Guide Review - The Artist's Studio, Edited by Giles Waterfield
While visiting an exhibition and seeing the paintings first-hand is wonderful, seeing every exhibition is impossible. The next best thing is, of course, a decent exhibition catalog. By decent I mean well printed, good-sized images, and informative text, which the one for The Artist's Studio is. Being only 128 pages it won't strain your wrists reading it neither.
The essays don't necessitate a PhD in artspeak to decipher, but to get the most from it you'll require an interest in the subject and knowledge of terminology you'd cover in art theory 101 and who the artists referenced are, or the willingness to look it up if you can't figure it out from the context. But that's part of what exhibition catalogs do; they teach us new things and show us paintings anew.
When I read catalogs, it's the photos of the paintings that get the bulk of my attention initially. (Hardly a surprise.) It's fascinating seeing what an artist has decided to include in a painting, and their composition of the space. And wow, what messy studios in the photos of Bacon, Auerbach, Kossoff, and Freud! (The text goes into how this a "means of self-promotion", how Bacon published photos of his chaotic studio as it supported the impression the wanted of his creative process.
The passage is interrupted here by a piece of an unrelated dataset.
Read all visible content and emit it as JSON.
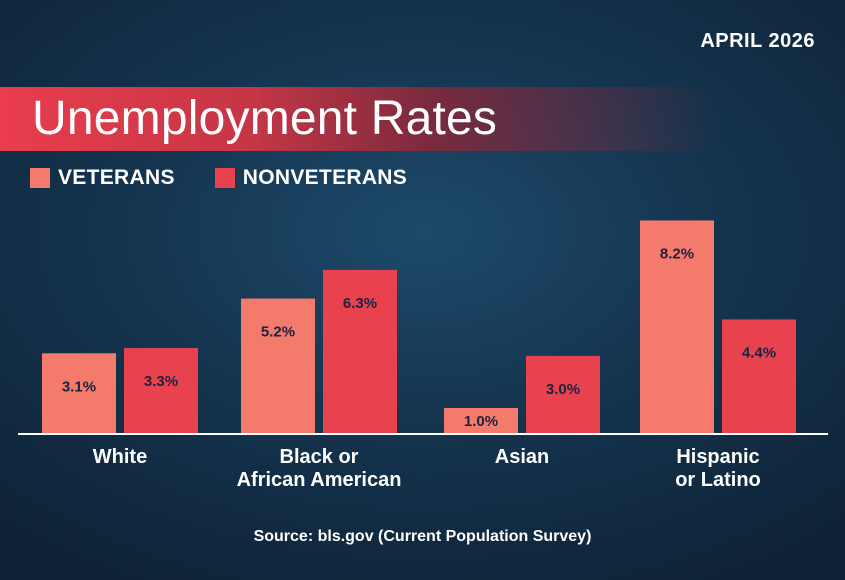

If you enjoy peeking into artist's lives and studios, seeing how they work and how they present themselves in their studios and their paintings, this is a catalog to look at. If you're an artist who paints self-portraits of yourself in your studio, it's a catalog to look at. If you're looking for a present for the serious painter in your life, it's definitely worth considering.